Governos autoritários abominam a liberdade de imprensa. Seja porque, como disse Lord Acton, o poder absoluto corrompe absolutamente, seja porque é da essência do absolutismo não tolerar críticas, por menores ou bem intencionadas que sejam. É da natureza desses governos ser assim, simplesmente. A liberdade de expressão que temos aqui não contagia alguns de nossos vizinhos nessa sofrida América Latina. Na Venezuela e no Equador, as dissidências são reprimidas e a imprensa controlada. Agora, há o risco de o mesmo vir a acontecer na Argentina. Não se trata de caso novo. Os embates entre o Grupo Clarín, maior grupo de mídia da Argentina, e a presidente Cristina Kirchner datam de, pelo menos, 2008, quando a recém eleita presidente impôs impostos de exportação ao agronegócio argentino. As consequências da medida foram desastrosas e o Clarín tomou o partido dos produtores rurais.
O passar do tempo azedou ainda mais as relações entre o grupo jornalístico e o kircherianismo e sua presidente. A senhora presidenta optou por não expor ao debate as razões em favor de sua política econômica. Talvez porque não haja razões que justifiquem o crescente protecionismo comercial ou a maquiagem das estatísticas que disfarçam o fracasso de uma política econômica trágica.

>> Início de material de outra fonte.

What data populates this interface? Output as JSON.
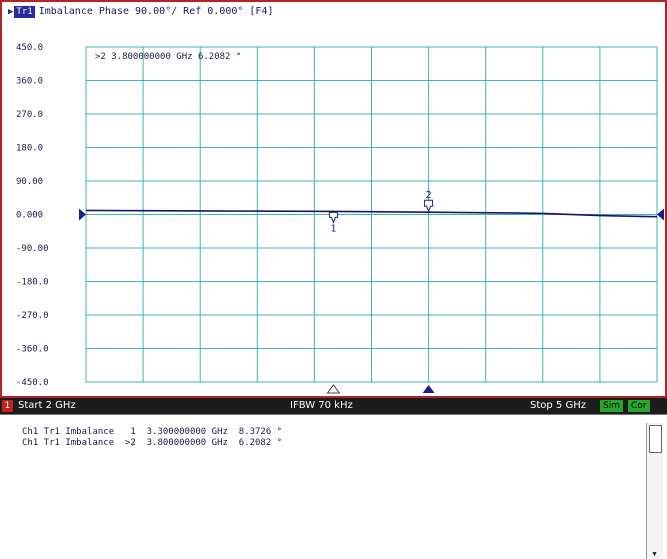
{
  "trace_header": {
    "badge": "Tr1",
    "title": "Imbalance Phase 90.00°/ Ref 0.000° [F4]",
    "marker_readout": ">2  3.800000000 GHz  6.2082 °"
  },
  "chart_data": {
    "type": "line",
    "ylim": [
      -450,
      450
    ],
    "xlim": [
      2,
      5
    ],
    "y_ticks": [
      "450.0",
      "360.0",
      "270.0",
      "180.0",
      "90.00",
      "0.000",
      "-90.00",
      "-180.0",
      "-270.0",
      "-360.0",
      "-450.0"
    ],
    "x_gridlines": 10,
    "grid": true,
    "reference_level": 0,
    "series": [
      {
        "values": [
          {
            "x": 2.0,
            "y": 11.0
          },
          {
            "x": 2.3,
            "y": 10.2
          },
          {
            "x": 2.6,
            "y": 9.6
          },
          {
            "x": 3.0,
            "y": 9.0
          },
          {
            "x": 3.3,
            "y": 8.37
          },
          {
            "x": 3.5,
            "y": 7.4
          },
          {
            "x": 3.8,
            "y": 6.21
          },
          {
            "x": 4.2,
            "y": 4.3
          },
          {
            "x": 4.4,
            "y": 2.9
          },
          {
            "x": 4.7,
            "y": -3.0
          },
          {
            "x": 5.0,
            "y": -6.0
          }
        ]
      }
    ],
    "markers": [
      {
        "label": "1",
        "x": 3.3,
        "y": 8.3726
      },
      {
        "label": "2",
        "x": 3.8,
        "y": 6.2082,
        "active": true
      }
    ]
  },
  "status_bar": {
    "channel": "1",
    "start": "Start 2 GHz",
    "ifbw": "IFBW 70 kHz",
    "stop": "Stop 5 GHz",
    "sim": "Sim",
    "cor": "Cor"
  },
  "marker_table": [
    "Ch1 Tr1 Imbalance   1  3.300000000 GHz  8.3726 °",
    "Ch1 Tr1 Imbalance  >2  3.800000000 GHz  6.2082 °"
  ],
  "colors": {
    "grid": "#3fb5b1",
    "trace": "#14146e",
    "frame": "#b02626",
    "marker": "#1c1c8a"
  }
}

Em lugar disso, o governo optou por cercear progressivamente a liberdade de imprensa. No ano passado, estatizou a empresa Papel Prensa, única produtora de bobinas de papel para impressão de jornais, que tinha como maiores acionistas os grupos Clarín e La Nación. Não tendo atingido seu objetivo de calar a imprensa independente, a senhora presidenta obteve do Congresso argentino, cujo partido ela controla, a chamada Lei de Mídia, que tem por objetivo fragmentar os grupos de comunicação do país – leia-se aí os grupos Clarín e La Nacion , seus principais opositores. A data limite estabelecida pelo governo para que isso ocorresse foi o último dia 7. Para surpresa da senhora presidente e de seus partidários, a Justiça argentina impediu que se consumasse a manobra. O governo argentino pretendia levar o caso da primeira instância, onde está sendo discutido, diretamente para a última, a Suprema Corte.
Essa pretensão foi também rechaçada. O Clarín argumenta que a lei de mídia é inconstitucional, especialmente quatro artigos da lei, nomeadamente os de número 41, 45, 48 e 161. Este último não está em vigor para a empresa em razão de medida cautelar da Justiça recentemente estendida. Evidentemente, o governo argumenta pela constitucionalidade de toda a lei e fez uma representação junto à primeira instância nesse sentido. O juiz Horacio Alfonso, dessa Corte, tem 40 dias para manifestar-se. Tudo indica, com o final do ano e o recesso do Judiciário se aproximando, que a solução do embate está transferida para 2013.
Esse estado de coisas no país vizinho deve ser motivo de preocupação para nós. Conformamos, com a Argentina, Paraguai e Uruguai, o Mercosul, que tem como uma de suas premissas a democracia a vigir no grupo. Deixei de fora da enumeração a Venezuela, cuja adesão ao Mercosul tem sua legalidade questionada pelo Paraguai. Aliás, foi com base em suposta violação das normas democráticas que o Paraguai foi "suspenso" das deliberações do Mercosul até abril do próximo ano, quando deverá realizar eleições presidenciais.
A Constituição de 1988 assegura ampla liberdade de expressão em nosso país. A liberdade de imprensa é pedra basilar da liberdade de expressão. Ela não é garantida pela "vigilância" das autoridades contra supostos exercícios de poder monopolístico na imprensa, mas pela livre concorrência entre os diversos atores que participam nesse mercado. A vitória do Clarín será a vitória da liberdade. Sua derrota reforçará os ímpetos de cerceamento da liberdade de expressão no continente, já visível em vários países, e em franca oposição à onda democrática que envolveu o continente na década de 1980.
Este comentário do economista Roberto Fendt foi originalmente publicado no Diário do Comércio, de São Paulo.